In 1895 Hynde and Starke founded the Central African Planter which voiced complaints from the white planters against Scott. In his introduction to a 1985 reprint of the Planter, McCracken credits Hynde's editorial line with prompting the Commission of Inquiry into Scott's mission work. Hynde wrote to The Scotsman on the matter under the name "The Planter", and with Dr James Rankin attended the 1897 meeting in Edinburgh of the Foreign Mission Committee of the Church of Scotland that nominated the Commission. Scott had been named a "negrophile" and he returned to Scotland after he lost his first wife. He was relieved of his position in 1898 under the guise of his ill health.

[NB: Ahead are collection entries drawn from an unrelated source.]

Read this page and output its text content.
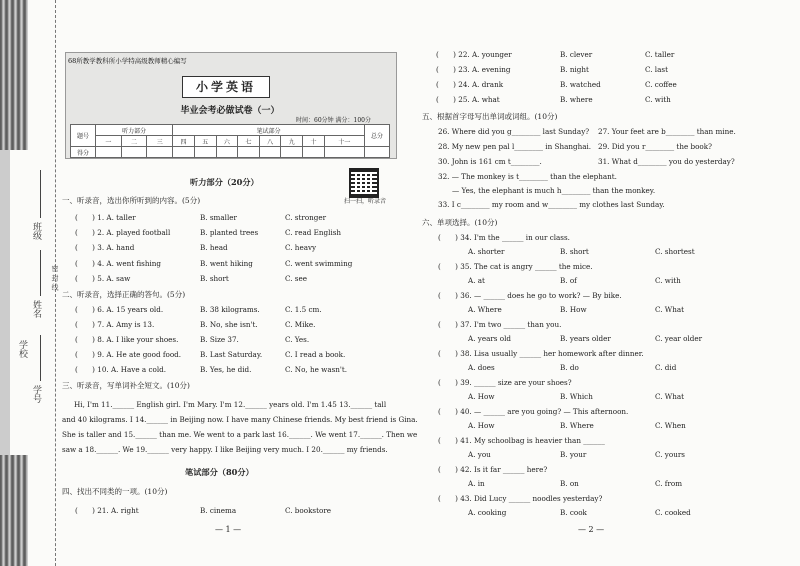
班级
姓名
学号
学校
密 封 线
68所教学教科所小学特高级教师精心编写
小学英语
毕业会考必做试卷（一）
时间：60分钟 满分：100分
题号	听力部分			笔试部分								总分
	一	二	三	四	五	六	七	八	九	十	十一	
得分												
听力部分（20分）
扫一扫，听录音
一、听录音，选出你所听到的内容。(5分)
(　　) 1. A. taller	B. smaller	C. stronger
(　　) 2. A. played football	B. planted trees	C. read English
(　　) 3. A. hand	B. head	C. heavy
(　　) 4. A. went fishing	B. went hiking	C. went swimming
(　　) 5. A. saw	B. short	C. see
二、听录音，选择正确的答句。(5分)
(　　) 6. A. 15 years old.	B. 38 kilograms.	C. 1.5 cm.
(　　) 7. A. Amy is 13.	B. No, she isn't.	C. Mike.
(　　) 8. A. I like your shoes.	B. Size 37.	C. Yes.
(　　) 9. A. He ate good food.	B. Last Saturday.	C. I read a book.
(　　) 10. A. Have a cold.	B. Yes, he did.	C. No, he wasn't.
三、听录音，写单词补全短文。(10分)
Hi, I'm 11.______ English girl. I'm Mary. I'm 12.______ years old. I'm 1.45 13.______ tall
and 40 kilograms. I 14.______ in Beijing now. I have many Chinese friends. My best friend is Gina.
She is taller and 15.______ than me. We went to a park last 16.______. We went 17.______. Then we
saw a 18.______. We 19.______ very happy. I like Beijing very much. I 20.______ my friends.
笔试部分（80分）
四、找出不同类的一项。(10分)
(　　) 21. A. right	B. cinema	C. bookstore
— 1 —
(　　) 22. A. younger	B. clever	C. taller
(　　) 23. A. evening	B. night	C. last
(　　) 24. A. drank	B. watched	C. coffee
(　　) 25. A. what	B. where	C. with
五、根据首字母写出单词或词组。(10分)
26. Where did you g________ last Sunday? 27. Your feet are b________ than mine.
28. My new pen pal l________ in Shanghai. 29. Did you r________ the book?
30. John is 161 cm t________.	31. What d________ you do yesterday?
32. — The monkey is t________ than the elephant.
— Yes, the elephant is much h________ than the monkey.
33. I c________ my room and w________ my clothes last Sunday.
六、单项选择。(10分)
(　　) 34. I'm the ______ in our class.
A. shorter	B. short	C. shortest
(　　) 35. The cat is angry ______ the mice.
A. at	B. of	C. with
(　　) 36. — ______ does he go to work? — By bike.
A. Where	B. How	C. What
(　　) 37. I'm two ______ than you.
A. years old	B. years older	C. year older
(　　) 38. Lisa usually ______ her homework after dinner.
A. does	B. do	C. did
(　　) 39. ______ size are your shoes?
A. How	B. Which	C. What
(　　) 40. — ______ are you going? — This afternoon.
A. How	B. Where	C. When
(　　) 41. My schoolbag is heavier than ______
A. you	B. your	C. yours
(　　) 42. Is it far ______ here?
A. in	B. on	C. from
(　　) 43. Did Lucy ______ noodles yesterday?
A. cooking	B. cook	C. cooked
— 2 —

In 1901 Scott was sent to Kikuyu in Kenya. Here he cleared the land and to the annoyance of the Foreign Mission Committee he bought an estate of 3,000 acres which was managed by a Christian labour force. He lost his own and other peoples money and the Foreign Mission Committee again insisted on his obedience. He died in Kikuyu in 1907.

==Legacy==
The church Scott designed and built is a national monument. His Encyclopaedic Dictionary of the Mang'anja Language was revised and reissued and in 2022 an academic book by Harri Englund was published based on his life and work. It was titled Visions for Racial Equality: David Clement Scott and the Struggle for Justice in Nineteenth-Century Malawi. Englund argues that Scott was a visionary in wanting to recognise the equality of Africans and to resist the colonial ambitions of people like Cecil Rhodes. In a time when colonialists are not well regarded, England argues that Scott should be revered.